7.3 Multi-Cluster Services API
MCS memperkenalkan konsep ServiceExport dan ServiceImport agar Service dapat diekspor dan direpresentasikan di cluster lain.
High-level model:
Kelebihan:
- Kubernetes-native abstraction;
- Service-oriented;
- cocok untuk multi-cluster service discovery;
- bisa preserve familiar Service model.
Risiko:
- implementation-dependent;
- namespace sameness harus disiplin;
- endpoint freshness dan failover semantics harus dipahami;
- tidak otomatis menyelesaikan auth, policy, atau data consistency.
7.4 Mesh Service Discovery
Mesh control plane menggabungkan service registry antar cluster dan mengkonfigurasi proxy.
Kelebihan:
- identity + routing + telemetry terintegrasi;
- locality-aware load balancing;
- mTLS antar cluster;
- traffic policy detail.
Risiko:
- mesh-specific;
- control plane complexity;
- service visibility terlalu luas jika governance lemah;
- proxy config scale.
8. Namespace Sameness and Naming Governance
Dalam multi-cluster, nama bukan detail kecil.
Jika service payments/api diekspor dari dua cluster, apakah itu service yang sama?
Model namespace sameness biasanya mengasumsikan:
Namespace dengan nama sama di cluster berbeda merepresentasikan logical namespace yang sama.
Contoh:
cluster-a: payments/payment-api
cluster-b: payments/payment-api
Bisa dianggap satu global service.
Risiko:
| Risiko | Contoh |
|---|---|
| Name collision | cluster dev mengekspor payments/payment-api ke prod registry |
| Ownership ambiguity | namespace sama tetapi owner berbeda |
| Environment leak | staging service ditemukan production client |
| Policy mismatch | namespace label sama tetapi meaning berbeda |
| Accidental export | service lokal menjadi global |
Governance:
- cluster identity harus eksplisit;
- environment boundary tidak boleh hanya bergantung nama;
- ServiceExport butuh approval/label/OPA policy;
- namespace owner harus konsisten;
- naming convention harus membedakan prod/staging/dev jika registry shared;
- discovery domain harus jelas.
Prinsip:
A service name is a contract.
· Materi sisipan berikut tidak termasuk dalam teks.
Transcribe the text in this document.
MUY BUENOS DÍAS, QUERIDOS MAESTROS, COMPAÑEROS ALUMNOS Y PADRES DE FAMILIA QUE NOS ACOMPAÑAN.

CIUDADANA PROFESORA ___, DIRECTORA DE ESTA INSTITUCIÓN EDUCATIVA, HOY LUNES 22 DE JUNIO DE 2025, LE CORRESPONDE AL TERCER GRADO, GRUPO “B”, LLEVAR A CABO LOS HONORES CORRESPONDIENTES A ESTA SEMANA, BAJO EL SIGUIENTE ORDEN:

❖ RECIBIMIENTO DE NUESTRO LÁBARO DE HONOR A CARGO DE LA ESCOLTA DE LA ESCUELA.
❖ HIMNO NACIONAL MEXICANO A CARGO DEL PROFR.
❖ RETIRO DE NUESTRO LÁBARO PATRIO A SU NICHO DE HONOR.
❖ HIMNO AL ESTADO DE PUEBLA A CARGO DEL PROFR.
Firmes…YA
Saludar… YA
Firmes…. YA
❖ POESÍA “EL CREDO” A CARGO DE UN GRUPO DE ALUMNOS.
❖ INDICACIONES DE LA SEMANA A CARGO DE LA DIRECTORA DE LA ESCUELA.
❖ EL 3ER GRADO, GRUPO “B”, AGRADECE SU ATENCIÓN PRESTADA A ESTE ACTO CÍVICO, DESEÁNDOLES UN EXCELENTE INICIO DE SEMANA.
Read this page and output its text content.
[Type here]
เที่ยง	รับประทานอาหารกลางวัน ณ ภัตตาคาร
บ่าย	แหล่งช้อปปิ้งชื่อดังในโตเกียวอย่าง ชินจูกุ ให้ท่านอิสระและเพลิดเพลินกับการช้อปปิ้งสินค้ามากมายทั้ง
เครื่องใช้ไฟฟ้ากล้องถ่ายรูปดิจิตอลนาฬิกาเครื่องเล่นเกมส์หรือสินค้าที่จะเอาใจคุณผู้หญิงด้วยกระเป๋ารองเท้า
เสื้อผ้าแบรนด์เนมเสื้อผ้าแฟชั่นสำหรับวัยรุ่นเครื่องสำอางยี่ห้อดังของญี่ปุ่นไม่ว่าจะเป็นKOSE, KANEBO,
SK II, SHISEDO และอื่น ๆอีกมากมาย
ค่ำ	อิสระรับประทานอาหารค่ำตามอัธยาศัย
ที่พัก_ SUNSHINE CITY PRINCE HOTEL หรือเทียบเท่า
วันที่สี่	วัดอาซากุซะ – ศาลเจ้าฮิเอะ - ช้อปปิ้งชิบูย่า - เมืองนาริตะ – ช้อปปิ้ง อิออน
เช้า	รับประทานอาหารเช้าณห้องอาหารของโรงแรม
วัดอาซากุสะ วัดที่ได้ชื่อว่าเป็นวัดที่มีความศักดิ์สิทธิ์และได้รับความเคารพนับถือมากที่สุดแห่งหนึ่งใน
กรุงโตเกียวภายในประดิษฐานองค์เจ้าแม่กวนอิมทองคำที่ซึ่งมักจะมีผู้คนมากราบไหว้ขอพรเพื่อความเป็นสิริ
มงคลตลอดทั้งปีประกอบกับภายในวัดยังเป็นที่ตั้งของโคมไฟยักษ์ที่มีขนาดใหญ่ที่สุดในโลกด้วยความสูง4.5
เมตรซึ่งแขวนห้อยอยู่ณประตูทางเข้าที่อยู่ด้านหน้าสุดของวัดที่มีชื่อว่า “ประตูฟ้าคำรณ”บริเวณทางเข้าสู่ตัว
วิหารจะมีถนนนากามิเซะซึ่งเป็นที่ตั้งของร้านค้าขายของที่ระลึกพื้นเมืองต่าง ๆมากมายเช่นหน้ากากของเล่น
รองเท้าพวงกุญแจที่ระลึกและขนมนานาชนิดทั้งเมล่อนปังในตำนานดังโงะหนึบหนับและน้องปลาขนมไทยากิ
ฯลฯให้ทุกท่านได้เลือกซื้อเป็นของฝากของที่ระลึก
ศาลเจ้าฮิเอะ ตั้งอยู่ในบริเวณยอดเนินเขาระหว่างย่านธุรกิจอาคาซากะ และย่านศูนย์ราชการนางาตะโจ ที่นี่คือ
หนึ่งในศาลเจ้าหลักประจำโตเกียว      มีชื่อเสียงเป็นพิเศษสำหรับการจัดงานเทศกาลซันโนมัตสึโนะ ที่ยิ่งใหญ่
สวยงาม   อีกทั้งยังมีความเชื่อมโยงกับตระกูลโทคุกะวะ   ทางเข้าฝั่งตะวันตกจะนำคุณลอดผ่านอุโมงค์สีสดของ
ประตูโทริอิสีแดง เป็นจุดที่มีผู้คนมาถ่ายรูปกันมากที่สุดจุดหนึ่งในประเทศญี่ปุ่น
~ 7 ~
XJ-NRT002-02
In multi-cluster, it is also a federation decision.
9. Identity and Trust Across Clusters
Single cluster identity biasanya bergantung pada:
- namespace;
- service account;
- projected token;
- mesh workload identity;
- certificate issuer;
- cluster-local trust root.
Dalam multi-cluster, pertanyaan baru muncul:
Apakah service account `payments/payment-api` di Cluster A sama dengan service account `payments/payment-api` di Cluster B?
Apakah workload dari Cluster A dipercaya oleh Cluster B?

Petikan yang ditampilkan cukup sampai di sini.